Inaugurated on Tuesday, 9 June, the monumental metal sculpture shaped like a gaping tunnel has created a bataille royale among French critics. Some have hailed it as a bold new oeuvre that challenges the disciplined, geometric order of the gardens designed by Le Notre and Mansard in the 17th century, while others have denigrated it as "an insult to French cultural and historic heritage". 

The usually mild-mannered Kapoor appeared ruffled as he talked to journalists about the controversy, refuting charges that the sculpture, whose real title is Dirty Corner, is in fact a commentary on the absolute power wielded by the last French queen, Marie Antoinette who was publicly guillotined in 1793. " Versailles has a very strong historical charge. I submit that this view is a perspective on power. And we must allow the opening of new perspectives, not close the conversation. What do we want? That Versailles remains immutable, as it was, without a single contemporary object? I feel that on the contrary, this helps us understand Versailles," Kapoor said.
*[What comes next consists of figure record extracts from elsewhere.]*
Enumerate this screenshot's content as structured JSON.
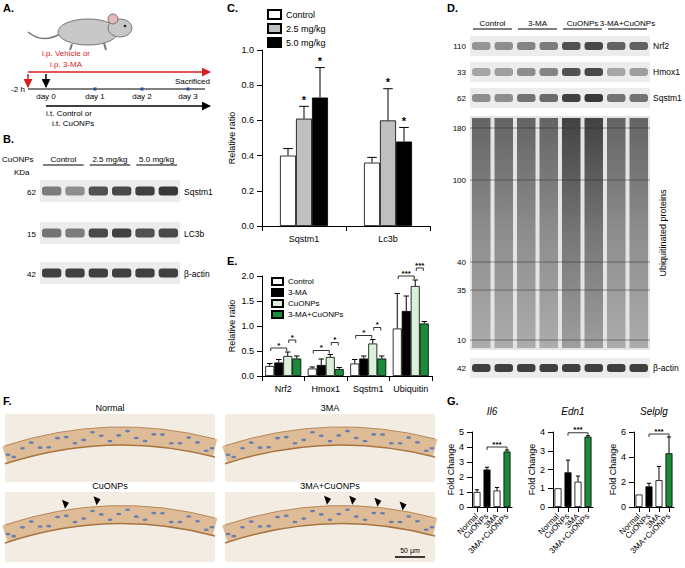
{
  "chart_data": [
    {
      "type": "bar",
      "ylabel": "Relative ratio",
      "categories": [
        "Sqstm1",
        "Lc3b"
      ],
      "series": [
        {
          "name": "Control",
          "color": "#ffffff",
          "values": [
            0.4,
            0.36
          ],
          "errors": [
            0.04,
            0.03
          ]
        },
        {
          "name": "2.5 mg/kg",
          "color": "#bfbfbf",
          "values": [
            0.61,
            0.6
          ],
          "errors": [
            0.07,
            0.18
          ]
        },
        {
          "name": "5.0 mg/kg",
          "color": "#000000",
          "values": [
            0.73,
            0.48
          ],
          "errors": [
            0.17,
            0.08
          ]
        }
      ],
      "ylim": [
        0,
        1
      ],
      "yticks": [
        {
          "value": 0,
          "label": "0.0"
        },
        0.2,
        0.4,
        0.6,
        0.8,
        {
          "value": 1,
          "label": "1.0"
        }
      ],
      "legend": "top-left",
      "grid": false,
      "annotations": [
        {
          "text": "*",
          "series": "2.5 mg/kg",
          "category": "Sqstm1"
        },
        {
          "text": "*",
          "series": "5.0 mg/kg",
          "category": "Sqstm1"
        },
        {
          "text": "*",
          "series": "2.5 mg/kg",
          "category": "Lc3b"
        },
        {
          "text": "*",
          "series": "5.0 mg/kg",
          "category": "Lc3b"
        }
      ]
    },
    {
      "type": "bar",
      "ylabel": "Relative ratio",
      "categories": [
        "Nrf2",
        "Hmox1",
        "Sqstm1",
        "Ubiquitin"
      ],
      "series": [
        {
          "name": "Control",
          "color": "#ffffff",
          "values": [
            0.2,
            0.15,
            0.25,
            0.95
          ],
          "errors": [
            0.05,
            0.03,
            0.08,
            0.7
          ]
        },
        {
          "name": "3-MA",
          "color": "#000000",
          "values": [
            0.27,
            0.22,
            0.35,
            1.3
          ],
          "errors": [
            0.06,
            0.12,
            0.05,
            0.3
          ]
        },
        {
          "name": "CuONPs",
          "color": "#d9f0d9",
          "values": [
            0.4,
            0.38,
            0.65,
            1.8
          ],
          "errors": [
            0.08,
            0.05,
            0.08,
            0.12
          ]
        },
        {
          "name": "3-MA+CuONPs",
          "color": "#1b8a3a",
          "values": [
            0.35,
            0.14,
            0.35,
            1.05
          ],
          "errors": [
            0.05,
            0.03,
            0.05,
            0.04
          ]
        }
      ],
      "ylim": [
        0,
        2
      ],
      "yticks": [
        {
          "value": 0,
          "label": "0.0"
        },
        0.5,
        {
          "value": 1,
          "label": "1.0"
        },
        1.5,
        {
          "value": 2,
          "label": "2.0"
        }
      ],
      "legend": "top-left",
      "grid": false,
      "annotations": [
        {
          "text": "*",
          "category": "Nrf2",
          "from": "Control",
          "to": "CuONPs"
        },
        {
          "text": "*",
          "category": "Nrf2",
          "from": "CuONPs",
          "to": "3-MA+CuONPs"
        },
        {
          "text": "*",
          "category": "Hmox1",
          "from": "Control",
          "to": "CuONPs"
        },
        {
          "text": "*",
          "category": "Hmox1",
          "from": "CuONPs",
          "to": "3-MA+CuONPs"
        },
        {
          "text": "*",
          "category": "Sqstm1",
          "from": "Control",
          "to": "CuONPs"
        },
        {
          "text": "*",
          "category": "Sqstm1",
          "from": "CuONPs",
          "to": "3-MA+CuONPs"
        },
        {
          "text": "***",
          "category": "Ubiquitin",
          "from": "Control",
          "to": "CuONPs"
        },
        {
          "text": "***",
          "category": "Ubiquitin",
          "from": "CuONPs",
          "to": "3-MA+CuONPs"
        }
      ]
    },
    {
      "type": "bar",
      "title": "Il6",
      "ylabel": "Fold Change",
      "categories": [
        "Normal",
        "CuONPs",
        "3MA",
        "3MA+CuONPs"
      ],
      "values": [
        1.0,
        2.5,
        1.1,
        3.7
      ],
      "errors": [
        0.15,
        0.15,
        0.2,
        0.1
      ],
      "colors": [
        "#ffffff",
        "#000000",
        "#ffffff",
        "#1b8a3a"
      ],
      "ylim": [
        0,
        5
      ],
      "yticks": [
        0,
        1,
        2,
        3,
        4,
        5
      ],
      "grid": false,
      "annotations": [
        {
          "text": "***",
          "from": "CuONPs",
          "to": "3MA+CuONPs"
        }
      ]
    },
    {
      "type": "bar",
      "title": "Edn1",
      "ylabel": "Fold Change",
      "categories": [
        "Normal",
        "CuONPs",
        "3MA",
        "3MA+CuONPs"
      ],
      "values": [
        1.0,
        1.85,
        1.35,
        3.75
      ],
      "errors": [
        0,
        0.65,
        0.3,
        0.05
      ],
      "colors": [
        "#ffffff",
        "#000000",
        "#ffffff",
        "#1b8a3a"
      ],
      "ylim": [
        0,
        4
      ],
      "yticks": [
        0,
        1,
        2,
        3,
        4
      ],
      "grid": false,
      "annotations": [
        {
          "text": "***",
          "from": "CuONPs",
          "to": "3MA+CuONPs"
        }
      ]
    },
    {
      "type": "bar",
      "title": "Selplg",
      "ylabel": "Fold Change",
      "categories": [
        "Normal",
        "CuONPs",
        "3MA",
        "3MA+CuONPs"
      ],
      "values": [
        1.0,
        1.65,
        2.15,
        4.3
      ],
      "errors": [
        0,
        0.25,
        1.1,
        1.3
      ],
      "colors": [
        "#ffffff",
        "#000000",
        "#ffffff",
        "#1b8a3a"
      ],
      "ylim": [
        0,
        6
      ],
      "yticks": [
        0,
        2,
        4,
        6
      ],
      "grid": false,
      "annotations": [
        {
          "text": "***",
          "from": "CuONPs",
          "to": "3MA+CuONPs"
        }
      ]
    }
  ],
  "panels": {
    "letters": [
      "A.",
      "B.",
      "C.",
      "D.",
      "E.",
      "F.",
      "G."
    ],
    "A": {
      "ip_treatment": [
        "i.p. Vehicle or",
        "i.p. 3-MA"
      ],
      "timepoints": [
        "-2 h",
        "day 0",
        "day 1",
        "day 2",
        "day 3"
      ],
      "end": "Sacrificed",
      "it_treatment": [
        "i.t. Control or",
        "i.t. CuONPs"
      ]
    },
    "B": {
      "treatment_label": "CuONPs",
      "unit": "KDa",
      "groups": [
        "Control",
        "2.5 mg/kg",
        "5.0 mg/kg"
      ],
      "rows": [
        {
          "marker": 62,
          "name": "Sqstm1"
        },
        {
          "marker": 15,
          "name": "LC3b"
        },
        {
          "marker": 42,
          "name": "β-actin"
        }
      ]
    },
    "D": {
      "groups": [
        "Control",
        "3-MA",
        "CuONPs",
        "3-MA+CuONPs"
      ],
      "rows": [
        {
          "marker": 110,
          "name": "Nrf2"
        },
        {
          "marker": 33,
          "name": "Hmox1"
        },
        {
          "marker": 62,
          "name": "Sqstm1"
        },
        {
          "markers": [
            180,
            100,
            40,
            35,
            10
          ],
          "name": "Ubiquitinated proteins"
        },
        {
          "marker": 42,
          "name": "β-actin"
        }
      ]
    },
    "F": {
      "images": [
        "Normal",
        "3MA",
        "CuONPs",
        "3MA+CuONPs"
      ],
      "scale_bar": "50 μm"
    }
  }
}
Several residents of Versailles, a deeply Catholic, conservative town that resolutely votes for the right election after election, the overt sexuality of Kapoor's work has shocked and outraged. Conservative right wing leaders have waded into the controversy. Robert Menard, the Mayor of Beziers, an outspoken anti-Muslim and anti-immigrant extremist who, surprising as that may appear, was one of the founders of Reporters Without Borders, an NGO militating for press freedom tweeted: "Contemporary art continues to disfigure our heritage", while Alain Escada, President of CIVITAS, an extreme right-wing, integrist Catholic organisation said: "It is unacceptable that France's historic heritage serves the cause of these turds, that too with taxpayer's money remunerating these insults to our intelligence." 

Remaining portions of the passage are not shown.